Food and Drink Content Collection: Playing with Light and Shadow

As part of the series “Collecting Content for Europeana Food and Drink”, our guest author Niki Harrat from Wolverhampton Art Gallery shares with us his experience in selecting and photographing food and drink items to be used within the project. Playing with light and shadows, he is exploring different ways of capturing objects to make collections more interesting and appealing for visitors.

Food and Drink Items for Europeana – The Agony of Choice

Selecting just 500 objects for the Europeana Food and Drink project is no mean feat. The very terms ‘food’ and ‘drink’ are so open that many objects from the collection could be included from tools and equipment used in the production of food through to paintings featuring fruit or pastoral scenes and not forgetting ceramic pieces or ivory carvings of people involved in farming and production.

Many objects are being photographed to help improve the collection records we hold here in Wolverhampton. However, the link with TopFoto gave me the chance to revisit the idea of more dynamic museum and gallery images. 10 objects were selected that would lend themselves to being photographed either with directional lighting or close up to highlight the very fine detail.

Over the next couple of blog posts I’ll walk you through the process of photographing two of the ten objects we decided to submit to TopFoto’s online catalogue as part of the Europeana Food and Drink project.

The Earthenware Pitcher

Described on our collections management system as an ‘Earthenware Pitcher with handle modelled in the form of a seated man’. This is the existing image of the piece:


I was immediately struck by the face on the pitcher. It was clear that relief, especially around the eyes, and the texture of the earthenware clay would look great with strong directional lights.

I began by using a single softbox, to diffuse the light from the flash gun. It was used on a very low power setting and after trying a couple of slightly different heights and angles found an angle I was happy with. The set of images below show the tweaks and changes before I got to the one I was happy with.


With one nice side-lit shot I decided to move in for more of a close up shot of the face using this angle.


I am very lucky to have a volunteer working with me who has a similar approach to photography to myself. We tried a few different angles for fun and produced a couple of images that I wouldn’t have tried myself. They are very striking and whilst not exactly what the project needs the experience will be useful when photographing other things later on.


Once we had a set of images that we were happy with a shortlist was sent to some of our colleagues so they could pick a favourite. Which one was selected? You’ll know soon!


About the Author:

As Cultural Sector Partner within Europeana Food and Drink, the Wolverhampton City Council’s art and heritage collections number over 103,000 items, varying from items relating to the history of the area and fossils, to Old Master paintings and contemporary sculptures alongside items from abroad brought back by local adventurers.
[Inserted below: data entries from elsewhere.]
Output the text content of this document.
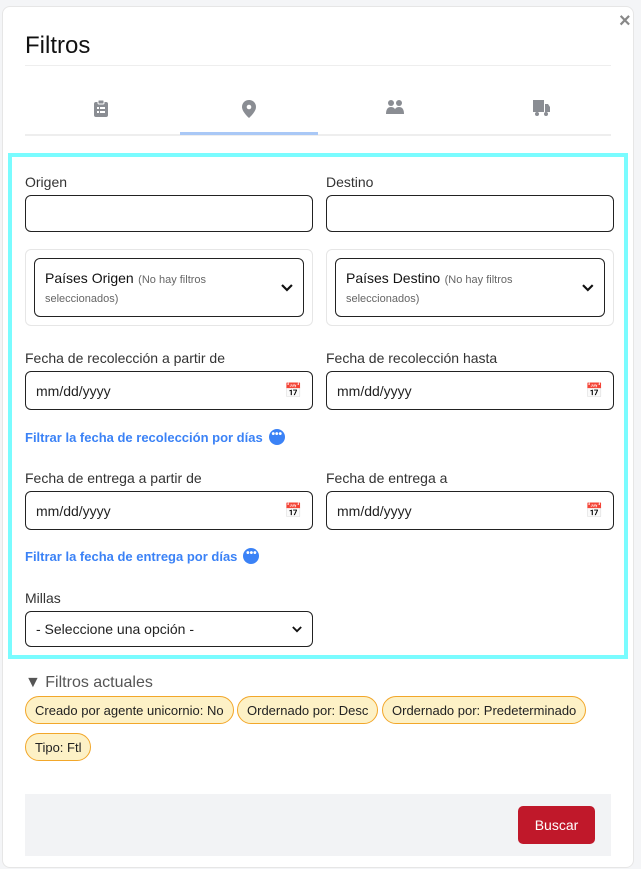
×
Filtros
Origen	Destino
Países Origen (No hay filtros seleccionados)
Países Destino (No hay filtros seleccionados)
Fecha de recolección a partir de
mm/dd/yyyy	📅
Fecha de recolección hasta
mm/dd/yyyy	📅
Filtrar la fecha de recolección por días •••
Fecha de entrega a partir de
mm/dd/yyyy	📅
Fecha de entrega a
mm/dd/yyyy	📅
Filtrar la fecha de entrega por días •••
Millas
- Seleccione una opción -
▼ Filtros actuales
Creado por agente unicornio: No	Ordernado por: Desc	Ordernado por: Predeterminado
Tipo: Ftl
Buscar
Niki Harrat, Cultural Promotions Officer at Wolverhampton Art Gallery,  has worked in museums and galleries since 2002. From 2011, he became increasingly involved in photographing collections for Stoke-on-Trent Museums including important ceramics and the Staffordshire Hoard. Whereas the former was much related with traditional museum images, the latter collection needed another photographing style to make the most of small, reflective and very fragile the Anglo-Saxon gold objects. Trying to continue using this style where appropriate can make collections more interesting and appealing to visitors, especially those visiting the website.